Thanks, Ron, for sharing your thoughts on what’s going on in your life. Even though it’s not easy to read about all that you’re dealing with, I really appreciate your wise, honest reflections. Thinking often of you & Carole. 💕 Meredith
Meredith, thanks so much for reading my blog posts. It’s always satisfying to hear from family and friends who indicate they appreciate what I have written. We also thank you for your thoughts, especially during this time in our lives.
Ron,
I have finally finished all 7 segments of your post. I appreciate your outlook on the totality of our journey called life. You have given me a new perspective to consider as my own journey continues. Although not facing any medical situations presently, I am certainly facing the unknowns of life. Thanks for sharing yours – you have much to be proud of and much to look forward to encountering. It is wonderful that you have Carole by your side. It was nice to meet her at the April reunion. Please keep us posted on your continuing journey.
Eddie,
Thank you so much for reading all of my posts and for sharing your thoughts and your comment.We all face the uncertainties of life daily and must each find our own way of dealing with them. I certainly wish you well in your consideration of this wonderful life we have and your thoughtful approach toward living it as meaningfully as possible.

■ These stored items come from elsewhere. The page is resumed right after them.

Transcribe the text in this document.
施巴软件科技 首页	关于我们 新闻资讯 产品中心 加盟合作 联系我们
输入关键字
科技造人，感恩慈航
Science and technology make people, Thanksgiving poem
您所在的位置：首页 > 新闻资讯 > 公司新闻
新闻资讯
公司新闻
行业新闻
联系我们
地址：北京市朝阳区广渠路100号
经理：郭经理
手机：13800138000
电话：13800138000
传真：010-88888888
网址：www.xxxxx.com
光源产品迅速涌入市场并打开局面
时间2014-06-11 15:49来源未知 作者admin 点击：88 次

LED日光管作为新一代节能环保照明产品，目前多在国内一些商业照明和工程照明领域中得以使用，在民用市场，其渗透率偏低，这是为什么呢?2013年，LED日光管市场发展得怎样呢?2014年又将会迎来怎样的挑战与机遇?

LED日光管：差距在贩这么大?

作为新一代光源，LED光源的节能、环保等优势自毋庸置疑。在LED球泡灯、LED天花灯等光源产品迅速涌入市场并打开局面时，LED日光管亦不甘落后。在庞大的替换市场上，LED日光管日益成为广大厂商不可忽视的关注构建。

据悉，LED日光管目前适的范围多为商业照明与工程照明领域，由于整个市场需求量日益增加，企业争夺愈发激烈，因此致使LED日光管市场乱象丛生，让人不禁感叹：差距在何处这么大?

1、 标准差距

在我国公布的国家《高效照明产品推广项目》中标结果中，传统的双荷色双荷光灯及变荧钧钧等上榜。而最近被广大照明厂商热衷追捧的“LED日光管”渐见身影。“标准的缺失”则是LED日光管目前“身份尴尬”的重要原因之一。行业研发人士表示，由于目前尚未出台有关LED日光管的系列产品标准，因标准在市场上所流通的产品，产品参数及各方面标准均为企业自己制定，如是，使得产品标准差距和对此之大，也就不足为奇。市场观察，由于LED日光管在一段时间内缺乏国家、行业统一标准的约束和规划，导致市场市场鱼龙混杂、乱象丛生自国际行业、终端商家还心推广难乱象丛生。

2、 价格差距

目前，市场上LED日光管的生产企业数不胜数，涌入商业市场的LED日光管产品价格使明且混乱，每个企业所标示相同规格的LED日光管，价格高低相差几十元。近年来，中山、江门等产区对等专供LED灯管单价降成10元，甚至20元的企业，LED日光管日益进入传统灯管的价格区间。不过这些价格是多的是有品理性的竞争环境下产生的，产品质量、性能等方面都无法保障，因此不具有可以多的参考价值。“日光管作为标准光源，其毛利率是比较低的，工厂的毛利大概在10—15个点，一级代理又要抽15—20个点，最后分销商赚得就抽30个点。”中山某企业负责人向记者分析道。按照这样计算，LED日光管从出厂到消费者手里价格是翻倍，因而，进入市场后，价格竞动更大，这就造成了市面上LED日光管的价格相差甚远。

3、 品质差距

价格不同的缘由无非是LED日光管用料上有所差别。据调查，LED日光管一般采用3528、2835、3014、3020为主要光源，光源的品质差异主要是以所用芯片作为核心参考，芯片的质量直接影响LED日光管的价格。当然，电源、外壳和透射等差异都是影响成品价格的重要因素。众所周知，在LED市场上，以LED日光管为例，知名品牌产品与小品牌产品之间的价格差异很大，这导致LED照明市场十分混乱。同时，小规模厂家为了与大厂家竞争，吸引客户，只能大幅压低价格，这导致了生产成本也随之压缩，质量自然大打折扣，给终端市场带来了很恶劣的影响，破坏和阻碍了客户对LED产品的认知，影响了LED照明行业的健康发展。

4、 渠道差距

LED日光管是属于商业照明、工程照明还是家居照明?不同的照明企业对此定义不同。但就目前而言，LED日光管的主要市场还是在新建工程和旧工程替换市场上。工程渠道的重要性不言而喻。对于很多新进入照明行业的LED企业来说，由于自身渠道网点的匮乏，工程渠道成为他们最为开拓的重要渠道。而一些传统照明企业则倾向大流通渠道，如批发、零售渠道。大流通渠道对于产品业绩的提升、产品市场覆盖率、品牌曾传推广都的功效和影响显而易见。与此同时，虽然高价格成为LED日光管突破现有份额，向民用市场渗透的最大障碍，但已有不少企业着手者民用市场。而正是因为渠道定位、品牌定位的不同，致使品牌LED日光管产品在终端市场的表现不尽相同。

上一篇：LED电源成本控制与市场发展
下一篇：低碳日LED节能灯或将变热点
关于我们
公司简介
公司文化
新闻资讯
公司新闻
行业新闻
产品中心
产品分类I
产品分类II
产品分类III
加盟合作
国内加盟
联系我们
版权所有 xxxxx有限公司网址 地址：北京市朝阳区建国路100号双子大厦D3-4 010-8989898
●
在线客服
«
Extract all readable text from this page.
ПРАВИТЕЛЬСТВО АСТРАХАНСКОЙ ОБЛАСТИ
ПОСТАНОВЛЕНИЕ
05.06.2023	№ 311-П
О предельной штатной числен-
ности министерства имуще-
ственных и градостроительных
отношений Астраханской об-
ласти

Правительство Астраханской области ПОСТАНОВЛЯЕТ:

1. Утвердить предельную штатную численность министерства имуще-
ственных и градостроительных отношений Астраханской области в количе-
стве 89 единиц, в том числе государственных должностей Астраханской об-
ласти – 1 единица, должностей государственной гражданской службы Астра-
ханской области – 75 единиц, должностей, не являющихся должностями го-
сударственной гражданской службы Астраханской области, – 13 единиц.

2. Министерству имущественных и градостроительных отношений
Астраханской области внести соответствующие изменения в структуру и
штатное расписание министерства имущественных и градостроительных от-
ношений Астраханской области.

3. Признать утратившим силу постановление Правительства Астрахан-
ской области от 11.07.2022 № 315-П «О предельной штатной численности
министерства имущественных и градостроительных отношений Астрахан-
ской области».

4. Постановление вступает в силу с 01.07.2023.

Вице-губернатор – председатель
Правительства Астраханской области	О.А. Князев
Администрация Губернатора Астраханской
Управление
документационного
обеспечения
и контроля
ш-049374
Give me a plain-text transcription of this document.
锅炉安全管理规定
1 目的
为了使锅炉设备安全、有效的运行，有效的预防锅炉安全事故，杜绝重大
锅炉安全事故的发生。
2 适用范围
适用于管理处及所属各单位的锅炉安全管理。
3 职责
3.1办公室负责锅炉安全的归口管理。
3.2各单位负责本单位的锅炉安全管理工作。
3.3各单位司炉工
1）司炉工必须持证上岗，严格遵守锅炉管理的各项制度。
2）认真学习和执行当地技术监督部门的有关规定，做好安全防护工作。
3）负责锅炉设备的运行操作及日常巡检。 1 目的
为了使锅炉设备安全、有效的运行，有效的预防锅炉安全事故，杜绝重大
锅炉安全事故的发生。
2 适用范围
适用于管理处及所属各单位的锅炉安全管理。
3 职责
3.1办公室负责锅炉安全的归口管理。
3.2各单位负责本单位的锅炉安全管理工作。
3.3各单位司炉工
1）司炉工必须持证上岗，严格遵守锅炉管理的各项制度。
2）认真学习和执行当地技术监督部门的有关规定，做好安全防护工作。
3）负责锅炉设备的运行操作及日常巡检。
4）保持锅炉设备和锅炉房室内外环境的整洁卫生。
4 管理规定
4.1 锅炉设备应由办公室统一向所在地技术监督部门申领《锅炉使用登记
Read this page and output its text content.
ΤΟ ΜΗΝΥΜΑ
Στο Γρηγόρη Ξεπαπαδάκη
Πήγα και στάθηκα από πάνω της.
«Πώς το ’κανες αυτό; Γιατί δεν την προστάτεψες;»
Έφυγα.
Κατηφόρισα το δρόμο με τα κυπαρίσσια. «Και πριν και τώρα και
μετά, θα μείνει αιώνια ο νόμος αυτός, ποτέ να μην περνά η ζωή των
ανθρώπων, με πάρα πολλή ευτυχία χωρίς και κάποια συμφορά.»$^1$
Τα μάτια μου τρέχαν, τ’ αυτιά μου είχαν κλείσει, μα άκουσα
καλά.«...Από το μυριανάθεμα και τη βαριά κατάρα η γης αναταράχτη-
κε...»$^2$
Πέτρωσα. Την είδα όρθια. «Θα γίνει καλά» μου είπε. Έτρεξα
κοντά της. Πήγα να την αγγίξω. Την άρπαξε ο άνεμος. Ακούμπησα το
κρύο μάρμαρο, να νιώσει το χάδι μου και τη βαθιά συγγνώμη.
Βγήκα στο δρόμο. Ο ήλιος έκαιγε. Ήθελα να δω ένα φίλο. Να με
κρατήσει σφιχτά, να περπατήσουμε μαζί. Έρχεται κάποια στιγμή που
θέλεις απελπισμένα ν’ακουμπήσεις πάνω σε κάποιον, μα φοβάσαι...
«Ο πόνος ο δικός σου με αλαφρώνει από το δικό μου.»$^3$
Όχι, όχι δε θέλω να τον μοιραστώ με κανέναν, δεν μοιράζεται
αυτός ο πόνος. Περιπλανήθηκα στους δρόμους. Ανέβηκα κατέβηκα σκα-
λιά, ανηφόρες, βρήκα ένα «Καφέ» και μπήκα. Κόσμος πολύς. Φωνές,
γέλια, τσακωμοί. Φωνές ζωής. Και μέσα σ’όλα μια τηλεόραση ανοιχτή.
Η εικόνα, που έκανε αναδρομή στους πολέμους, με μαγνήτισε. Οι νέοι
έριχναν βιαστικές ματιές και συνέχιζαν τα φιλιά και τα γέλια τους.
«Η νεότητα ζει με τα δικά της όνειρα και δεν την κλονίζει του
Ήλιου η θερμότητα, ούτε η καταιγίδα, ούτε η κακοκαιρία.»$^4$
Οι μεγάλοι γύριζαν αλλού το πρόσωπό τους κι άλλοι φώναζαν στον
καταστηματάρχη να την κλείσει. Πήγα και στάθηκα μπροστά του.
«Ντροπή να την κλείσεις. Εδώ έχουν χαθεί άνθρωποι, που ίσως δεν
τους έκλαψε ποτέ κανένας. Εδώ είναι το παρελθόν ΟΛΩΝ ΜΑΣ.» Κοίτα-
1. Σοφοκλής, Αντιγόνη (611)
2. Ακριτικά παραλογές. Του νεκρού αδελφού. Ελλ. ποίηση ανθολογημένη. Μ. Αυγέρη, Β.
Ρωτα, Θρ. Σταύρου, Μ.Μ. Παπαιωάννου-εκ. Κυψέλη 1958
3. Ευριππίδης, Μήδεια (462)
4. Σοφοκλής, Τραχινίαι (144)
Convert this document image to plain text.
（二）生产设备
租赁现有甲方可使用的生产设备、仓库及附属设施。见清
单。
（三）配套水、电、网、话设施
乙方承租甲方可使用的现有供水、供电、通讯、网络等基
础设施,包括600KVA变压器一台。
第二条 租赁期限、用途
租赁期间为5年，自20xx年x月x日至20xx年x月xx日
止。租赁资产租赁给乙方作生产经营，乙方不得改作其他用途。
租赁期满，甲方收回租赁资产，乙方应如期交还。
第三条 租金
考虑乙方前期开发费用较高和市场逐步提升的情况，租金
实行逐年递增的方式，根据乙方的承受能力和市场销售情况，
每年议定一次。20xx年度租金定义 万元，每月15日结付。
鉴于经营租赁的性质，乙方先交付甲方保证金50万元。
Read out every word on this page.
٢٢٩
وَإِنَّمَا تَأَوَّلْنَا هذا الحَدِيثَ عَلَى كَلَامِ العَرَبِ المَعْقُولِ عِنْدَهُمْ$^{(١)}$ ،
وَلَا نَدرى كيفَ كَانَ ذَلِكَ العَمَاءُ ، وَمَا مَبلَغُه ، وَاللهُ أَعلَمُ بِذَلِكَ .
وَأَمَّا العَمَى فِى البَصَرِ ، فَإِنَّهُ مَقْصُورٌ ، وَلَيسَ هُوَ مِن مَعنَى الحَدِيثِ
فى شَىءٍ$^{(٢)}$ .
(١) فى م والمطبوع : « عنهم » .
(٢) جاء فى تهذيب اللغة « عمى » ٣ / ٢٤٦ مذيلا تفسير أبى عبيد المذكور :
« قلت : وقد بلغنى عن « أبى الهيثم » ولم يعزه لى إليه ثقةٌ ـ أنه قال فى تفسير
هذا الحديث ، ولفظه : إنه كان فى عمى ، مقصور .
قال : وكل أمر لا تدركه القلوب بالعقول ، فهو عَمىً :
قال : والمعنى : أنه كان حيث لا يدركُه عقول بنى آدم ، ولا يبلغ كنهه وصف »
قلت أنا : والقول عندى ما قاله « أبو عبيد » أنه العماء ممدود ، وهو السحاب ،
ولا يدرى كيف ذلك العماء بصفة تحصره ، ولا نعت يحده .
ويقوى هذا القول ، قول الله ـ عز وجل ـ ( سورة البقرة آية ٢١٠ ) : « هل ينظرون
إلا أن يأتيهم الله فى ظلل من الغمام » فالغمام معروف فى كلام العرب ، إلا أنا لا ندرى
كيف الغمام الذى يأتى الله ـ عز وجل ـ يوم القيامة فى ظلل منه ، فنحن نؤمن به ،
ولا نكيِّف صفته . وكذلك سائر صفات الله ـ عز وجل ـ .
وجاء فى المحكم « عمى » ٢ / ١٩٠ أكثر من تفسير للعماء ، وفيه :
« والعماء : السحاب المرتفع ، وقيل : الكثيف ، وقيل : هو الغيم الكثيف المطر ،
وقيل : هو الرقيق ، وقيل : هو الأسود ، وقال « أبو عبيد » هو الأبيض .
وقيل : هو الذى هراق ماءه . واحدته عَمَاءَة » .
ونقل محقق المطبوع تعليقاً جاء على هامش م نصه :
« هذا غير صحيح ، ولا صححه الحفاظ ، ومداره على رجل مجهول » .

I totally agree with your observation that it is wonderful to have Carole with me each day and especially during this time.The love and support of others is one of the greatest treasures of life.
I will be staying in touch.
Ron, Ive always known that you were someone special though way back then, your specialness in my mind was because you were so handsome, talented, and smart. You’re still special and give Jim and me a rare glimpse into the wholeness of your life. Thank you for sharing, and my thoughts will continue to be with you and Carole often as you meet the next challenges and blessings of life. So glad we are friends.
Yet again, Jan, thanks for reading my posts and for your comments. Sharing more of my thoughts and experiences has always been one of my primary goals in writing in this blog. It has been especially gratifying when family and friends have followed my writing and have responded positively. Carole and I welcome your caring thoughts and look forward to our continuing friendship with you and Jim. It’s good to be connected in this way.